Non sono pochi i momenti di commozione in questo film dedicato alla triste parabola di Judy Garland, come quando all’inizio la vediamo costretta a esibirsi con i due figli più piccoli in un locale di Los Angeles per un compenso di soli centocinquanta dollari. Non possiede più nulla, il suo quarto matrimonio è naufragato, non ha una casa e viene cacciata dall’albergo in cui è solita soggiornare: situazione precaria che porterà il padre dei due bambini a reclamarne, non senza ragione, la custodia. Emozionante anche l’incontro con due affezionati ammiratori londinesi, una coppia gay che ha acquistato i biglietti per tutte le repliche al Talk of the Town: con loro Judy decide sorprendentemente di trascorrere una serata dopo lo spettacolo, sintomo di una ricerca di normalità e serenità che per tutta la vita la Garland evidentemente non è mai riuscita a ottenere, e con i due nuovi simpatici amici condivide anche il ricordo straziante delle vessazioni subite a causa di una società omofoba, quasi a voler rimarcare il ruolo di icona gay attribuito nel tempo a Judy Garland.

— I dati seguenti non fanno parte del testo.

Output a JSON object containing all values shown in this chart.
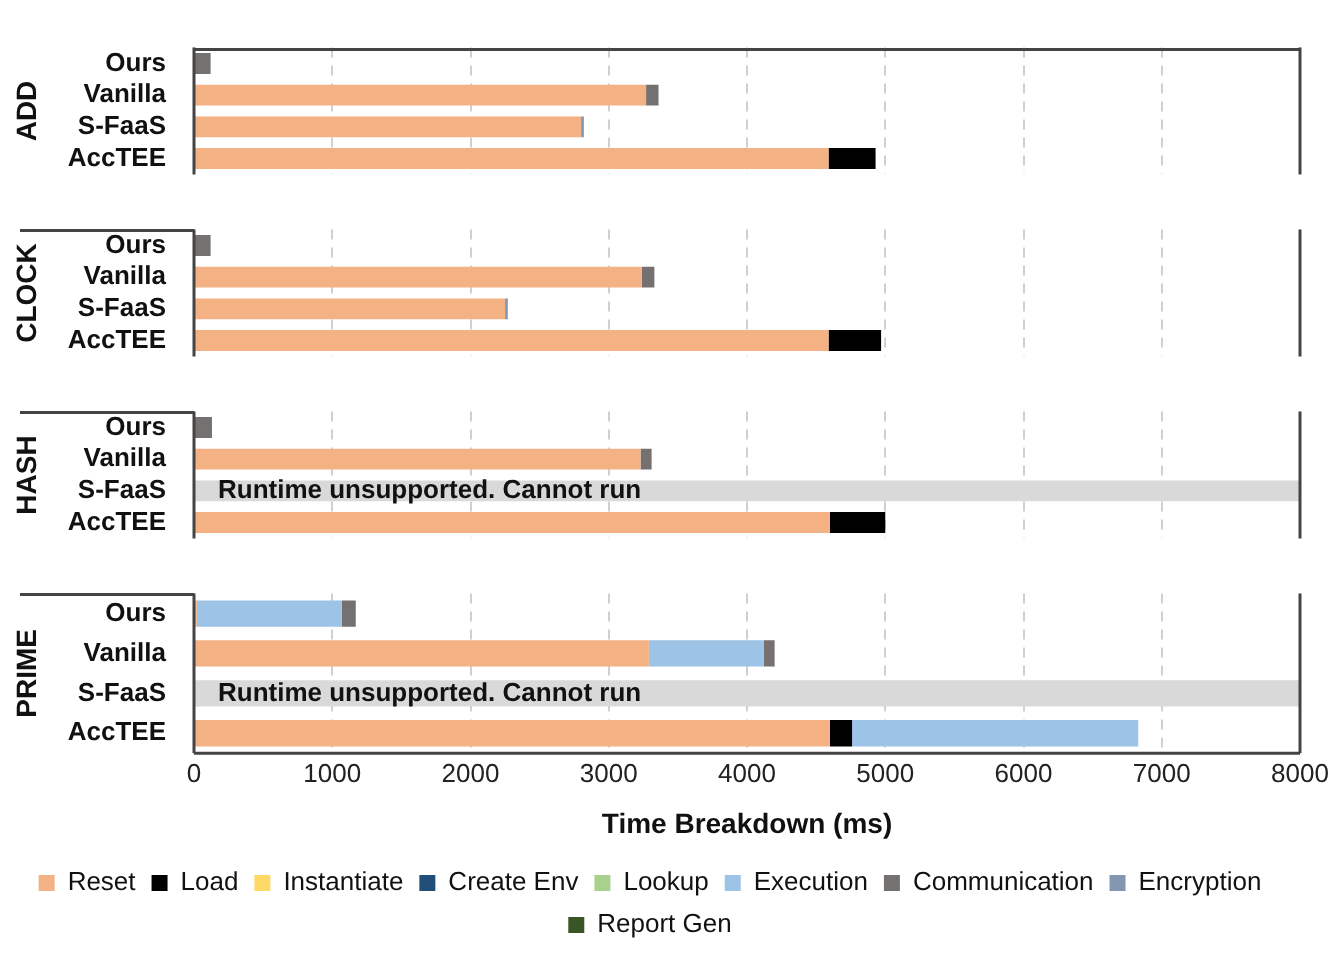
{
  "chart_data": [
    {
      "type": "bar",
      "title": "ADD",
      "orientation": "horizontal",
      "stacked": true,
      "categories": [
        "Ours",
        "Vanilla",
        "S-FaaS",
        "AccTEE"
      ],
      "xlim": [
        0,
        8000
      ],
      "xticks": [
        0,
        1000,
        2000,
        3000,
        4000,
        5000,
        6000,
        7000,
        8000
      ],
      "grid": "x",
      "legend": false,
      "tick_labels": "y",
      "series": [
        {
          "color": "#f4b183",
          "values": [
            0,
            3270,
            2800,
            4590
          ]
        },
        {
          "color": "#000000",
          "values": [
            0,
            0,
            0,
            340
          ]
        },
        {
          "color": "#ffd966",
          "values": [
            0,
            0,
            0,
            0
          ]
        },
        {
          "color": "#1f4e79",
          "values": [
            0,
            0,
            0,
            0
          ]
        },
        {
          "color": "#a9d18e",
          "values": [
            0,
            0,
            0,
            0
          ]
        },
        {
          "color": "#9dc3e6",
          "values": [
            0,
            0,
            0,
            0
          ]
        },
        {
          "color": "#767171",
          "values": [
            120,
            90,
            0,
            0
          ]
        },
        {
          "color": "#8497b0",
          "values": [
            0,
            0,
            20,
            0
          ]
        },
        {
          "color": "#375623",
          "values": [
            0,
            0,
            0,
            0
          ]
        }
      ]
    },
    {
      "type": "bar",
      "title": "CLOCK",
      "orientation": "horizontal",
      "stacked": true,
      "categories": [
        "Ours",
        "Vanilla",
        "S-FaaS",
        "AccTEE"
      ],
      "xlim": [
        0,
        8000
      ],
      "xticks": [
        0,
        1000,
        2000,
        3000,
        4000,
        5000,
        6000,
        7000,
        8000
      ],
      "grid": "x",
      "legend": false,
      "tick_labels": "y",
      "series": [
        {
          "color": "#f4b183",
          "values": [
            0,
            3240,
            2250,
            4590
          ]
        },
        {
          "color": "#000000",
          "values": [
            0,
            0,
            0,
            380
          ]
        },
        {
          "color": "#ffd966",
          "values": [
            0,
            0,
            0,
            0
          ]
        },
        {
          "color": "#1f4e79",
          "values": [
            0,
            0,
            0,
            0
          ]
        },
        {
          "color": "#a9d18e",
          "values": [
            0,
            0,
            0,
            0
          ]
        },
        {
          "color": "#9dc3e6",
          "values": [
            0,
            0,
            0,
            0
          ]
        },
        {
          "color": "#767171",
          "values": [
            120,
            90,
            0,
            0
          ]
        },
        {
          "color": "#8497b0",
          "values": [
            0,
            0,
            20,
            0
          ]
        },
        {
          "color": "#375623",
          "values": [
            0,
            0,
            0,
            0
          ]
        }
      ]
    },
    {
      "type": "bar",
      "title": "HASH",
      "orientation": "horizontal",
      "stacked": true,
      "categories": [
        "Ours",
        "Vanilla",
        "S-FaaS",
        "AccTEE"
      ],
      "xlim": [
        0,
        8000
      ],
      "xticks": [
        0,
        1000,
        2000,
        3000,
        4000,
        5000,
        6000,
        7000,
        8000
      ],
      "grid": "x",
      "legend": false,
      "tick_labels": "y",
      "bands": [
        {
          "axis": "y",
          "from": "S-FaaS",
          "to": "S-FaaS",
          "label": "Runtime unsupported. Cannot run",
          "color": "#d9d9d9"
        }
      ],
      "series": [
        {
          "color": "#f4b183",
          "values": [
            0,
            3230,
            null,
            4600
          ]
        },
        {
          "color": "#000000",
          "values": [
            0,
            0,
            null,
            400
          ]
        },
        {
          "color": "#ffd966",
          "values": [
            0,
            0,
            null,
            0
          ]
        },
        {
          "color": "#1f4e79",
          "values": [
            0,
            0,
            null,
            0
          ]
        },
        {
          "color": "#a9d18e",
          "values": [
            0,
            0,
            null,
            0
          ]
        },
        {
          "color": "#9dc3e6",
          "values": [
            0,
            0,
            null,
            0
          ]
        },
        {
          "color": "#767171",
          "values": [
            130,
            80,
            null,
            0
          ]
        },
        {
          "color": "#8497b0",
          "values": [
            0,
            0,
            null,
            0
          ]
        },
        {
          "color": "#375623",
          "values": [
            0,
            0,
            null,
            0
          ]
        }
      ]
    },
    {
      "type": "bar",
      "title": "PRIME",
      "xlabel": "Time Breakdown (ms)",
      "orientation": "horizontal",
      "stacked": true,
      "categories": [
        "Ours",
        "Vanilla",
        "S-FaaS",
        "AccTEE"
      ],
      "xlim": [
        0,
        8000
      ],
      "xticks": [
        0,
        1000,
        2000,
        3000,
        4000,
        5000,
        6000,
        7000,
        8000
      ],
      "grid": "x",
      "legend": "bottom",
      "bands": [
        {
          "axis": "y",
          "from": "S-FaaS",
          "to": "S-FaaS",
          "label": "Runtime unsupported. Cannot run",
          "color": "#d9d9d9"
        }
      ],
      "series": [
        {
          "name": "Reset",
          "color": "#f4b183",
          "values": [
            20,
            3290,
            null,
            4600
          ]
        },
        {
          "name": "Load",
          "color": "#000000",
          "values": [
            0,
            0,
            null,
            160
          ]
        },
        {
          "name": "Instantiate",
          "color": "#ffd966",
          "values": [
            0,
            0,
            null,
            0
          ]
        },
        {
          "name": "Create Env",
          "color": "#1f4e79",
          "values": [
            0,
            0,
            null,
            0
          ]
        },
        {
          "name": "Lookup",
          "color": "#a9d18e",
          "values": [
            0,
            0,
            null,
            0
          ]
        },
        {
          "name": "Execution",
          "color": "#9dc3e6",
          "values": [
            1050,
            830,
            null,
            2070
          ]
        },
        {
          "name": "Communication",
          "color": "#767171",
          "values": [
            100,
            80,
            null,
            0
          ]
        },
        {
          "name": "Encryption",
          "color": "#8497b0",
          "values": [
            0,
            0,
            null,
            0
          ]
        },
        {
          "name": "Report Gen",
          "color": "#375623",
          "values": [
            0,
            0,
            null,
            0
          ]
        }
      ]
    }
  ]
}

Toccante la telefonata alla figlia Lorna, imbarazzanti i battibecchi con gli spettatori innervositi nelle serate in cui saliva sul palco ubriaca e strepitosa, infine, l’ultima inaspettata esibizione con le note e la parole della dolcissima Somewhere Over the Rainbow… Laggiù, oltre l’arcobaleno. Commossa, Judy esorta il suo pubblico a non dimenticarsi di lei, mai. Ancora oggi, dopo oltre cinquant’anni dalla sua scomparsa prematura, non è stata dimenticata, perché come diceva il mago di Oz all’uomo di latta: “un cuore non si giudica solo da quanto tu ami, ma da quanto riesci a farti amare dagli altri”.